油溶性(脂溶性)ビタミンC誘導体の特徴・欠点・種類について

ビタミンCを、人の角質層に元々ある皮脂成分と結合させることによって、肌に浸透しやすくしたものが油溶性ビタミンC誘導体です。

脂溶性ビタミンC誘導体の特徴

  • 高濃度でも刺激が少なく、安定性にも優れている
  • 持続性がある
  • 保湿性が高い
  • 水溶性ビタミンC誘導体よりも皮脂膜や角質層への吸収率が高い
  • オイルに馴染みやすい性質からクリームやジェルタイプの化粧品に使用

以上の特徴から、高濃度での肌への刺激が少なく真皮まで浸透します。 ゆっくり浸透するので、表皮ではメラニンの生成を抑制し、真皮ではコラーゲンの生成・新陳代謝を促進します。 敏感肌、乾燥肌、大人の肌トラブル(しみ、しわ、たるみ、大人にきびなど)の改善に有効です。

欠点

  • 水溶性に比べて即効性が無い(持続性がある分、吸収に時間がかかる)
  • 油との結合であるため、皮脂コントロール力は弱いのと、使用感でべたつきを感じることがある

油溶性ビタミンC誘導体の種類

テトラヘキシルデカン酸アスコビル(VC-IP)

皮脂脂肪酸のひとつであるイソパルミチン酸とビタミンCを結合させたもので、皮膚内のエステラーゼという酵素によって、ビタミンCと脂肪酸に分解されます。

分解された後の脂肪酸は、もともと体内にあるものなので、安全です。 脂溶性なのでビタミンC特有の乾燥感がなく刺激もほとんどなく、長時間(48時間程度)皮膚内で効果が持続します。

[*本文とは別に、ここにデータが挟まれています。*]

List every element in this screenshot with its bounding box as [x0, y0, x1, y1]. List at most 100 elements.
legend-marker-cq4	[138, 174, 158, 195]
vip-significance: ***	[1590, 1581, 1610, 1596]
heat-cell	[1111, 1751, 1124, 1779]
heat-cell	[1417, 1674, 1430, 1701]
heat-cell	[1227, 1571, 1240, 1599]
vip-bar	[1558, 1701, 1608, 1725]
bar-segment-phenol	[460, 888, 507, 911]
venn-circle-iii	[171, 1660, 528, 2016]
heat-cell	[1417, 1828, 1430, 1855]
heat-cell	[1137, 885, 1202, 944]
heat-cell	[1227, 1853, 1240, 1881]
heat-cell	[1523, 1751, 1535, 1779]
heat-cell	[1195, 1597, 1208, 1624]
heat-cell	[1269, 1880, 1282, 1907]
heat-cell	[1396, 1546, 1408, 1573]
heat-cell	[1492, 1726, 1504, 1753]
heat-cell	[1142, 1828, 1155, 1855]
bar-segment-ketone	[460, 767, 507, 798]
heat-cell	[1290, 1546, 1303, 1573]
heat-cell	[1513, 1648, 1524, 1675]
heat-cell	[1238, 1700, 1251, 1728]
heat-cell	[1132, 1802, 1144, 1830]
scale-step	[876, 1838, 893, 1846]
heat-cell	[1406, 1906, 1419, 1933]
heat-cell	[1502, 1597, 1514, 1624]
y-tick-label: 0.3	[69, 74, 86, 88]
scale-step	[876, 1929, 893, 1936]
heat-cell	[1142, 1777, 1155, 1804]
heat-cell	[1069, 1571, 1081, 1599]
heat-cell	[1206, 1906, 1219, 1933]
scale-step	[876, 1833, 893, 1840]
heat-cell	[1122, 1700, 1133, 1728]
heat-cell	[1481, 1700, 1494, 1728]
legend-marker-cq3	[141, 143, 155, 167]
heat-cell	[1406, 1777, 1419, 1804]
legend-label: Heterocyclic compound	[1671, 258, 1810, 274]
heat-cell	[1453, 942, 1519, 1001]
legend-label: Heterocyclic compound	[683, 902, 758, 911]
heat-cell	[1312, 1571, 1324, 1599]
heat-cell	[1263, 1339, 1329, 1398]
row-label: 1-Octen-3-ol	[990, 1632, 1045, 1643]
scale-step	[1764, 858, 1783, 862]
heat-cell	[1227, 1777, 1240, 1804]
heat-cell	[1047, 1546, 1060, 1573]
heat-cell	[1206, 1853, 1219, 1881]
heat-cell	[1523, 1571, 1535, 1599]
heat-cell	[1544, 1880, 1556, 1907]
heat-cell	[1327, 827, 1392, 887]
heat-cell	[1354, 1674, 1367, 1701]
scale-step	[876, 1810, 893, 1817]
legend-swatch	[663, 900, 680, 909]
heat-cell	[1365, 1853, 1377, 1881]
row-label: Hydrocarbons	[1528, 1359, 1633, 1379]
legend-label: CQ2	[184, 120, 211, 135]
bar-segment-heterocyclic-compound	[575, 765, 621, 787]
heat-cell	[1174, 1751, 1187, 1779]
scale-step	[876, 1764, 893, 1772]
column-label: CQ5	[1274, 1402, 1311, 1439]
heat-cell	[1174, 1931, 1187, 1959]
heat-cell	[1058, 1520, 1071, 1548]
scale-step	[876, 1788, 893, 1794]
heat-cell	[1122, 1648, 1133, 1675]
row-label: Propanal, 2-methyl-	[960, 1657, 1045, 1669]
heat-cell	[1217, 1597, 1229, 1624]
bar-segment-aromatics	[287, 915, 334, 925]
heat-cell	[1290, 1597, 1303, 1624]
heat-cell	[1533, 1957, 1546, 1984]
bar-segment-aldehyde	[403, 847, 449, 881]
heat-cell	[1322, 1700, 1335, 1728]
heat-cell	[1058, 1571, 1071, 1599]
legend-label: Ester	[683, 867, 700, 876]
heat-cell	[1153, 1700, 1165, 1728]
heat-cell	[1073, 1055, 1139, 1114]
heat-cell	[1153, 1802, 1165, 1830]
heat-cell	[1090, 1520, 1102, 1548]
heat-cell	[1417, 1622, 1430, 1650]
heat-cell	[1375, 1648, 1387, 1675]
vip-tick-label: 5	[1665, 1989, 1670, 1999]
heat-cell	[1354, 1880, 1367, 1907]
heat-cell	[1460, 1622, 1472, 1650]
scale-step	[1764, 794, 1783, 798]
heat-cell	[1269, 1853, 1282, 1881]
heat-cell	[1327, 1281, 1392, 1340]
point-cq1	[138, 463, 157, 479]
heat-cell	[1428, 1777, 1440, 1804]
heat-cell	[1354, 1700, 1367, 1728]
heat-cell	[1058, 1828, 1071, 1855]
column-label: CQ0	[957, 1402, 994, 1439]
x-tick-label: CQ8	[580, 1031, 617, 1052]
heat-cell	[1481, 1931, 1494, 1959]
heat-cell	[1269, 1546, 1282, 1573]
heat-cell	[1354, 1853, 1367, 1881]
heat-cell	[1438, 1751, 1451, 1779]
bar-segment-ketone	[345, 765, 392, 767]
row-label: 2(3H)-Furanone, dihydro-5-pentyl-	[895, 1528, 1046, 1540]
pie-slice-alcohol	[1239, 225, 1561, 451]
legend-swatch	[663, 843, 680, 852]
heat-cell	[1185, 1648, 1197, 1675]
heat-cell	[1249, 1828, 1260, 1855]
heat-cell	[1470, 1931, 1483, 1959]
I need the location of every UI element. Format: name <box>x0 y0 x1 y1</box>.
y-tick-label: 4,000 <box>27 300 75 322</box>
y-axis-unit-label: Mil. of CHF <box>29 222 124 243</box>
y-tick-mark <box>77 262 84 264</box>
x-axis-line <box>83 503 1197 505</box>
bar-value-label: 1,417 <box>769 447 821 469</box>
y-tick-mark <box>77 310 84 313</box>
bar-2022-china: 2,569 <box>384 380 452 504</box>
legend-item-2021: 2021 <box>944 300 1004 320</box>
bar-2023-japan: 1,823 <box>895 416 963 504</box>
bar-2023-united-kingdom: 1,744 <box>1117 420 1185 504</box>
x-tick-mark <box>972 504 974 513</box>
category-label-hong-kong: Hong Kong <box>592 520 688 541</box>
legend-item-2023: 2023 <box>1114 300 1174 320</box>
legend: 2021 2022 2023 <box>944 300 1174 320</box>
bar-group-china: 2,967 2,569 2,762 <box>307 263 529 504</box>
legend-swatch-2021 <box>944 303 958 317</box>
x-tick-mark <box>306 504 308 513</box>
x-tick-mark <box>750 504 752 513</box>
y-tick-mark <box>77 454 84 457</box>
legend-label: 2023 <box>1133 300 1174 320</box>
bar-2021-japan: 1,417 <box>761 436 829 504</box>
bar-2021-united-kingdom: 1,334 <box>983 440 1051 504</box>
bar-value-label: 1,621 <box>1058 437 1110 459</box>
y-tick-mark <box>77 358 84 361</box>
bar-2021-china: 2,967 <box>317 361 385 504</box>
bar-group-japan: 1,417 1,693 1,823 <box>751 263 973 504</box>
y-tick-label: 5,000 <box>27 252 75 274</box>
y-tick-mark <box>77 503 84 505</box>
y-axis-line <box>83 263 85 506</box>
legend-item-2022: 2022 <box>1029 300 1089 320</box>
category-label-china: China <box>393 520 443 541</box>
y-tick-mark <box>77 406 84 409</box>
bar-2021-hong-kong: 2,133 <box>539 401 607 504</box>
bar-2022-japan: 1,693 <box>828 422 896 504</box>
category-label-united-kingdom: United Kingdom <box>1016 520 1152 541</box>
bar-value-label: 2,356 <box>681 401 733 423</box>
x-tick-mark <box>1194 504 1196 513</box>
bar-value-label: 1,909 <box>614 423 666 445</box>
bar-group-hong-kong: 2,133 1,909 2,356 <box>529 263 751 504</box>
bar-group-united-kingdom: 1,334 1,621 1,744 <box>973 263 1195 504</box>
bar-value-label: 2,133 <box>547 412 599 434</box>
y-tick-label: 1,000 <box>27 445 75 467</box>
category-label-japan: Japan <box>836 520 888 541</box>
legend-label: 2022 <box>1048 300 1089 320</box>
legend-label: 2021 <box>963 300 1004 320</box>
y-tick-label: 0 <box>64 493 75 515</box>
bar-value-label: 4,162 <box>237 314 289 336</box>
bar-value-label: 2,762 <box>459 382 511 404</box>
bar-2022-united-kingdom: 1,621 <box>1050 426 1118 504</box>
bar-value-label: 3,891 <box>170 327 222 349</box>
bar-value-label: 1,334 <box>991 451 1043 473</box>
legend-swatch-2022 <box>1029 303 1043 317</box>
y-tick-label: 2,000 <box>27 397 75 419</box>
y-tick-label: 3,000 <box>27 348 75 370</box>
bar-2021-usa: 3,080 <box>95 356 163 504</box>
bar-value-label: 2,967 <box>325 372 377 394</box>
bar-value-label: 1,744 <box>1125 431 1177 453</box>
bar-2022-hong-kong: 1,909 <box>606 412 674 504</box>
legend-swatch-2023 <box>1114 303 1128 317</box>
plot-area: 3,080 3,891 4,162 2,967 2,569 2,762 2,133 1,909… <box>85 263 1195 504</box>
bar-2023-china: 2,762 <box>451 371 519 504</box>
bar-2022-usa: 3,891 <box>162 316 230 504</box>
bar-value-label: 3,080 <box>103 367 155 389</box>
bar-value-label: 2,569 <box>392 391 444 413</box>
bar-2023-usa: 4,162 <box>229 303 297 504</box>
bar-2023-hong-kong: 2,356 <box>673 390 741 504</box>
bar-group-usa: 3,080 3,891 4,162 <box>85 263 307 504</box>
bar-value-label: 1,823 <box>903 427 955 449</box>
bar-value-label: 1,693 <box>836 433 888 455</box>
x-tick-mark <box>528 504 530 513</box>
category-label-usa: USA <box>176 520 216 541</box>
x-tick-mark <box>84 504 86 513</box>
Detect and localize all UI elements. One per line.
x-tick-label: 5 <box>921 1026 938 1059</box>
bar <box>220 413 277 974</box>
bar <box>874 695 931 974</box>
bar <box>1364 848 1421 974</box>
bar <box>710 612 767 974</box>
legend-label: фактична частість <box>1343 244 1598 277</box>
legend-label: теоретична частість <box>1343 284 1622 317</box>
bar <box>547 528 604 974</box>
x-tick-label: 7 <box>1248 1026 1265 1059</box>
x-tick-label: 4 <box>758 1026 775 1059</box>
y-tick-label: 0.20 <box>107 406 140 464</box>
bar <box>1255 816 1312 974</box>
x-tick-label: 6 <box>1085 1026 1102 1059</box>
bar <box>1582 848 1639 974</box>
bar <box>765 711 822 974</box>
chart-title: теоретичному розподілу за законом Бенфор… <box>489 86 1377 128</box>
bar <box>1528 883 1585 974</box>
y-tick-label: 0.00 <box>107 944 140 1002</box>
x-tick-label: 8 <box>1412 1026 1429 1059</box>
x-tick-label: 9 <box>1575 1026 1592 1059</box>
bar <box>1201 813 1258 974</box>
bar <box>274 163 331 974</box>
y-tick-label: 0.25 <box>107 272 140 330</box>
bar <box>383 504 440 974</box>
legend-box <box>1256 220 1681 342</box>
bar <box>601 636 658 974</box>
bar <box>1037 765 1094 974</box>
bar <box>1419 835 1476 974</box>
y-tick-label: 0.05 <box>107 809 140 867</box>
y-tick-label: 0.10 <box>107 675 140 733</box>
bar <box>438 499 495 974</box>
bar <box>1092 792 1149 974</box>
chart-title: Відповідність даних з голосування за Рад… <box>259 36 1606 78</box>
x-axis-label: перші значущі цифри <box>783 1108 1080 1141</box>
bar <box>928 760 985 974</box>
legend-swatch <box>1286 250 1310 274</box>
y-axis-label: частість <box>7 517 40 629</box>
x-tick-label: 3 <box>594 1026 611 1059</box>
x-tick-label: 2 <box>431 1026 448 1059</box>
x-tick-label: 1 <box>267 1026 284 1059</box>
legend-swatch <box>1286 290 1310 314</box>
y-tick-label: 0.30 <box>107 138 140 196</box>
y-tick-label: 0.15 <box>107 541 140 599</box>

液状のオイルで使用感も良く、ジェルやクリームに配合されます。 医薬部外品であり、美白、活性酸素消去、コラーゲン合成促進に効果があります。

参考

原料メーカー:日光ケミカルズのサイト
経皮吸収性・安定性を高めた脂溶性ビタミンC誘導体、美白、SOD様活性、活性酸素消去、コラーゲン合成促進、油への溶解性に優れる
https://www.chemical-navi.com/product_search/detail4.html

パルミチン酸アスコルビル(エステルC)

脂肪酸のひとつであるパルミチン酸とビタミンCを結合させたもので、皮膚内の酵素によって、ビタミンCとパルミチン酸に分解されます。

古くから使われているビタミンC誘導体であり、アメリカではエステルCの名前で有名。 原料としては固体であり、使用感が非常に重いのと、酸化しやすく、酸化したものが皮膚障害を起こす可能性が示唆されているため、 あまり使われていない。